In 1914, Monaco became a charter member of the American Society of Composers, Authors and Publishers. Over the next two decades, Monaco "presented the almost archetypal portrait of a successful Tin Pan Alley writer."

Working with a number of lyricists, he wrote several more hits, including "What Do You Want to Make Those Eyes at Me For?" (1916; lyrics by Joseph McCarthy and Howard Johnson) and "Dirty Hands, Dirty Face" (1923; lyrics by Grant Clarke and Edgar Leslie), which was performed in 1927 by Al Jolson in The Jazz Singer.

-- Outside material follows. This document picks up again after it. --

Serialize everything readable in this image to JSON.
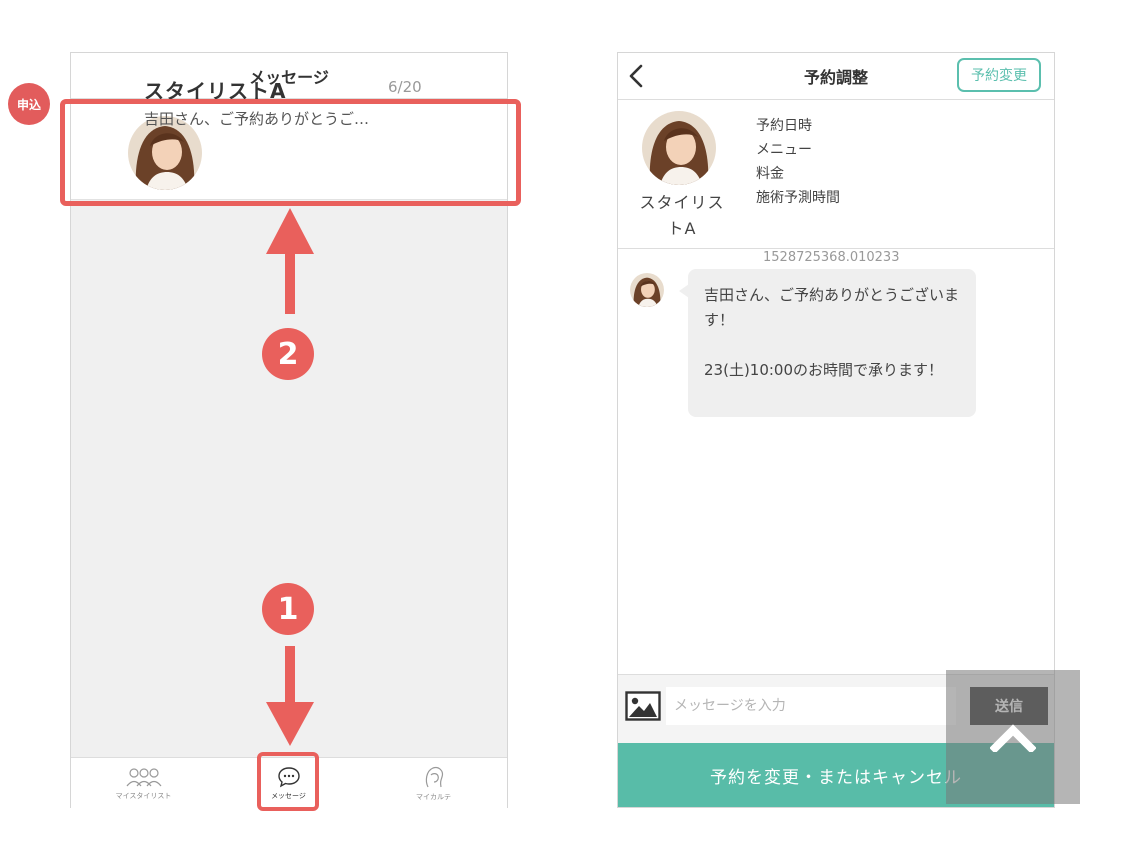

He continued to work with Edgar Leslie, and their 1932 song "Crazy People" was used as the theme song to George Burns and Gracie Allen's radio program. In the mid-1930s, Monaco also led his own dance band.

He moved to Hollywood in 1936 to work for Paramount Studios, and formed a songwriting partnership with lyricist Johnny Burke. They wrote successfully for several Bing Crosby movies, including the songs "My Heart Is Taking Lessons" (1938, from Doctor Rhythm), "I've Got a Pocketful of Dreams" (1938, from Sing You Sinners), and "Only Forever" (1940, from Rhythm on the River).

From 1942, Monaco worked with several lyricists, including Mack Gordon; their most successful song was "I Can't Begin to Tell You" from the 1945 film The Dolly Sisters, one of four Monaco compositions that were nominated for Oscars.

Monaco died from a heart attack in 1945 in Beverly Hills, California, aged 60.

==Awards and recognition==
Four of Monaco's songs received Academy Award nominations for Best Song:

- "Only Forever" (lyrics by Johnny Burke) from the 1940 film Rhythm on the River
- "We Mustn't Say Goodbye" (lyrics by Al Dubin) from the 1943 film Stage Door Canteen
- "I'm Making Believe" (lyrics by Mack Gordon) from the 1944 film Sweet and Low-Down
- "I Can't Begin to Tell You" (lyrics by Mack Gordon) from the 1945 film The Dolly Sisters. This was a posthumous nomination.

Monaco was posthumously inducted into the Songwriters Hall of Fame in 1970.

In 2005, a revue of Monaco's music called Ragtime Jimmie opened in New York City as part of the American Composer Series.